Currently, the Hemp Industries Association and a hemp manufacturer in South Carolina have mounted a legal case against the U.S Drug Enforcement Administration’s position that Delta-8’s THC comes from hemp-derived CBD, not directly from the hemp plant.
South Dakota: The South Dakota Supreme Court heard oral arguments in late April against the state’s voter-initiated marijuana measure to create a constitutional amendment. Last November, 54 percent of voters supported it. But as NORML reported, litigation has newly been filed on behalf of Governor Kristi Noem, and the state’s Sixth Judicial Circuit Court has upheld the litigation.

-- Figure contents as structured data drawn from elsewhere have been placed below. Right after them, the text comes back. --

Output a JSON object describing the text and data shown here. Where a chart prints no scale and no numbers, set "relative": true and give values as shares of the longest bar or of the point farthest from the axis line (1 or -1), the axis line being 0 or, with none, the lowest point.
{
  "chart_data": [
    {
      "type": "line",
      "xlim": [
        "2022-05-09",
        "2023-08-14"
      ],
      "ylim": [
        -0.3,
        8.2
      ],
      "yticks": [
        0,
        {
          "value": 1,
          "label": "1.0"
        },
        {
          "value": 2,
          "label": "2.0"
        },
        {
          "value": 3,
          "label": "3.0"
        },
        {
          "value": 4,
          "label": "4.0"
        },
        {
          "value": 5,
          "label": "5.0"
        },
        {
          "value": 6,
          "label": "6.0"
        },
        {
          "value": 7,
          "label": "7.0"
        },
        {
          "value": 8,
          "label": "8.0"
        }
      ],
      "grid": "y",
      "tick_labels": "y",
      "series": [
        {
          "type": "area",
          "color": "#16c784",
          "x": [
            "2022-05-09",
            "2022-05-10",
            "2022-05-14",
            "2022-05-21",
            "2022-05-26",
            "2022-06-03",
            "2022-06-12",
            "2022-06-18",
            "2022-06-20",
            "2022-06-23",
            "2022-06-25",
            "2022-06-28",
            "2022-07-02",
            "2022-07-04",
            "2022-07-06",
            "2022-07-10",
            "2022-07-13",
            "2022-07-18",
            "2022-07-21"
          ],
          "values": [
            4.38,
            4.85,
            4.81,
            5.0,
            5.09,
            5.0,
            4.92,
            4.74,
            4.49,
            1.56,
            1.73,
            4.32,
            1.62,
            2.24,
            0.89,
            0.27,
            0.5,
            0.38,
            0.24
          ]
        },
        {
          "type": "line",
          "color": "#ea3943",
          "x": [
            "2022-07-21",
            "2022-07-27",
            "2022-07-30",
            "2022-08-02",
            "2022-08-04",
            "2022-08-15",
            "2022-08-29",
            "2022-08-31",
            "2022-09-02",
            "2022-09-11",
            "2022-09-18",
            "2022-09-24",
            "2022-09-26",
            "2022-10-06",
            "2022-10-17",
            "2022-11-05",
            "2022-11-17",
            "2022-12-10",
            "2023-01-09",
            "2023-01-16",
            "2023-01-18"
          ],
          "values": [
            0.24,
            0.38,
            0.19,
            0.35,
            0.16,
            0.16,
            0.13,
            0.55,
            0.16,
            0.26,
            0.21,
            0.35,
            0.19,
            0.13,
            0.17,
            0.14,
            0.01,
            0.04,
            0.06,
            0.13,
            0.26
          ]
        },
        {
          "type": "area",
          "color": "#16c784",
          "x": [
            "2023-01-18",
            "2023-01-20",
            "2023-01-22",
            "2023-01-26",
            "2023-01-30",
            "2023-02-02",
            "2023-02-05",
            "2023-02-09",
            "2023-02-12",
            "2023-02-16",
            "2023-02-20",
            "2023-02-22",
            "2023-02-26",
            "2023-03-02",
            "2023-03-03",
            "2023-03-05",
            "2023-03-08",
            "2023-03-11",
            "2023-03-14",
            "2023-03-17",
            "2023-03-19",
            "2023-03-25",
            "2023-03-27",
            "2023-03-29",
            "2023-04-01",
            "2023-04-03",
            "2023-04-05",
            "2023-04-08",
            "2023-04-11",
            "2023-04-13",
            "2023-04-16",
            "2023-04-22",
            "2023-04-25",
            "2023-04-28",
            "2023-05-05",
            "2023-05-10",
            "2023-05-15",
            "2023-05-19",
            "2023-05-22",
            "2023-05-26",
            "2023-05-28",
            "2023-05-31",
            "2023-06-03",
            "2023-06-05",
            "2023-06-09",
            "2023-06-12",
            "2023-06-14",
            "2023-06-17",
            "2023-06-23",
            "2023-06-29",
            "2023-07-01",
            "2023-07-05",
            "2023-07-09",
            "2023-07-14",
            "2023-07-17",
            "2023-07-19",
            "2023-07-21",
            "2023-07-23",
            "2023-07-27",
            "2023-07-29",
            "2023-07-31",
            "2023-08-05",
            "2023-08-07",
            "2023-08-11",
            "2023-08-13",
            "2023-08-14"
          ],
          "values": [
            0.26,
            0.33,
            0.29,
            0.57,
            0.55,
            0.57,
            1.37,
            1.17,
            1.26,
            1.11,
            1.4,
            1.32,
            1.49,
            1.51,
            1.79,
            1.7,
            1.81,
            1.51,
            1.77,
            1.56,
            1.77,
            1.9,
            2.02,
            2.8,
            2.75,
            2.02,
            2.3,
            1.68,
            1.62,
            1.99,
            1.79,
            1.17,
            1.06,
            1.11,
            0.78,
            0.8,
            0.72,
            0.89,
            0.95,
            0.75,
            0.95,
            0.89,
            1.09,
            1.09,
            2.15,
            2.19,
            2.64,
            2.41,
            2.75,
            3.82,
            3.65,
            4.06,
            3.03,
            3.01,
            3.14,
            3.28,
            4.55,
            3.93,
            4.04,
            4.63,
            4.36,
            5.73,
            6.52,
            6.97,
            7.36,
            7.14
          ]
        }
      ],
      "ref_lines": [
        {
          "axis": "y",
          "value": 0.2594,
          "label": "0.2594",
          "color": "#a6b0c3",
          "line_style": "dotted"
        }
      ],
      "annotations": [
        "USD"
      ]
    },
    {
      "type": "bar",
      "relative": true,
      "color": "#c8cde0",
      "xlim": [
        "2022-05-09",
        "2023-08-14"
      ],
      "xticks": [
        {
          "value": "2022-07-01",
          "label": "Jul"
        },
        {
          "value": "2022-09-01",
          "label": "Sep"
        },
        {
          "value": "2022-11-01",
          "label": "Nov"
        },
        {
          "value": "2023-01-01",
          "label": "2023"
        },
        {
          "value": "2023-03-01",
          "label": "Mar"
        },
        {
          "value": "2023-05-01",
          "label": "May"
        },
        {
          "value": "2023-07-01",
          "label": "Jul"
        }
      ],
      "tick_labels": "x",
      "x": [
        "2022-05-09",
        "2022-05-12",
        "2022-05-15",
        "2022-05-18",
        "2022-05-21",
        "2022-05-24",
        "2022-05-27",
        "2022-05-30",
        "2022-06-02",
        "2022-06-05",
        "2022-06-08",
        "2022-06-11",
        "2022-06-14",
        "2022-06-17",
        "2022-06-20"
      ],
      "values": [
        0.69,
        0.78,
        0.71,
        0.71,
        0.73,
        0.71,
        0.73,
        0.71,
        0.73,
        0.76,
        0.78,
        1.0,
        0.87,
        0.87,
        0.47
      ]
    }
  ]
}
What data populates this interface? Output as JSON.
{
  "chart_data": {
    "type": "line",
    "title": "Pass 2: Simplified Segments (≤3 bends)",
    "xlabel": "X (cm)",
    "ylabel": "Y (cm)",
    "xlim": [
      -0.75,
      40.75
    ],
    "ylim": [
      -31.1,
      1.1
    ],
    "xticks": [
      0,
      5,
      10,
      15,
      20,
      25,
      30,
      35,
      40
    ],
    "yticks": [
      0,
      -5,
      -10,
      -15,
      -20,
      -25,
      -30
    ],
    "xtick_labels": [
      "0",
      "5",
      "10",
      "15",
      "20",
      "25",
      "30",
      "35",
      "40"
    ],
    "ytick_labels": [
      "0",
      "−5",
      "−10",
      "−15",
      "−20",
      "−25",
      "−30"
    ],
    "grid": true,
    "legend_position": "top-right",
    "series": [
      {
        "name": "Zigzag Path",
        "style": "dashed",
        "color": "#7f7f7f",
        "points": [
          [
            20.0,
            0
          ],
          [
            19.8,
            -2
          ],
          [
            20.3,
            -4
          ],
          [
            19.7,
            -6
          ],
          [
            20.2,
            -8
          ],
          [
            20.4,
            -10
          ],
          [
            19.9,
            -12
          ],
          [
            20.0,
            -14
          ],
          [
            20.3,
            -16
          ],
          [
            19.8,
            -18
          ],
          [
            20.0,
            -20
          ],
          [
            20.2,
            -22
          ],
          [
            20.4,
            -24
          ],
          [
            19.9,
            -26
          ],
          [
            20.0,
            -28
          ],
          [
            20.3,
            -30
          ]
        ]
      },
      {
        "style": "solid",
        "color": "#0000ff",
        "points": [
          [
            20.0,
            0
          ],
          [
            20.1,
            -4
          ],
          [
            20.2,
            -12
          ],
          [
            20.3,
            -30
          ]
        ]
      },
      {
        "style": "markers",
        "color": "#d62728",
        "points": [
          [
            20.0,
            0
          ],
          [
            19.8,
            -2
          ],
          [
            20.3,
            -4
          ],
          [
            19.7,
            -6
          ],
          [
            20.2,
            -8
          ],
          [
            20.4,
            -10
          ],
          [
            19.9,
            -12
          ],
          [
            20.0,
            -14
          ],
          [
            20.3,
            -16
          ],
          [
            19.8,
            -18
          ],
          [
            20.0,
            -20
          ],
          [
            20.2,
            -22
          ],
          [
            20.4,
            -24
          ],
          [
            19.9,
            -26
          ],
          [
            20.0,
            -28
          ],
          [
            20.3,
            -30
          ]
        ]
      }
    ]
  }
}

The court said that the initiative violates a state requirement that ballot measures cannot amend the state’s constitution and that a revision rather than amendment to the constitution cannot proceed. A group called South Dakotans for Better Marijuana Laws has appealed the matter to the state’s supreme court.
Montana: Although 57 percent of the state’s voters approved adult use marijuana in the November election, Republican pushback is occurring. As NORML reported, Governor Greg Gianforte signed legislation amending the adult-use law.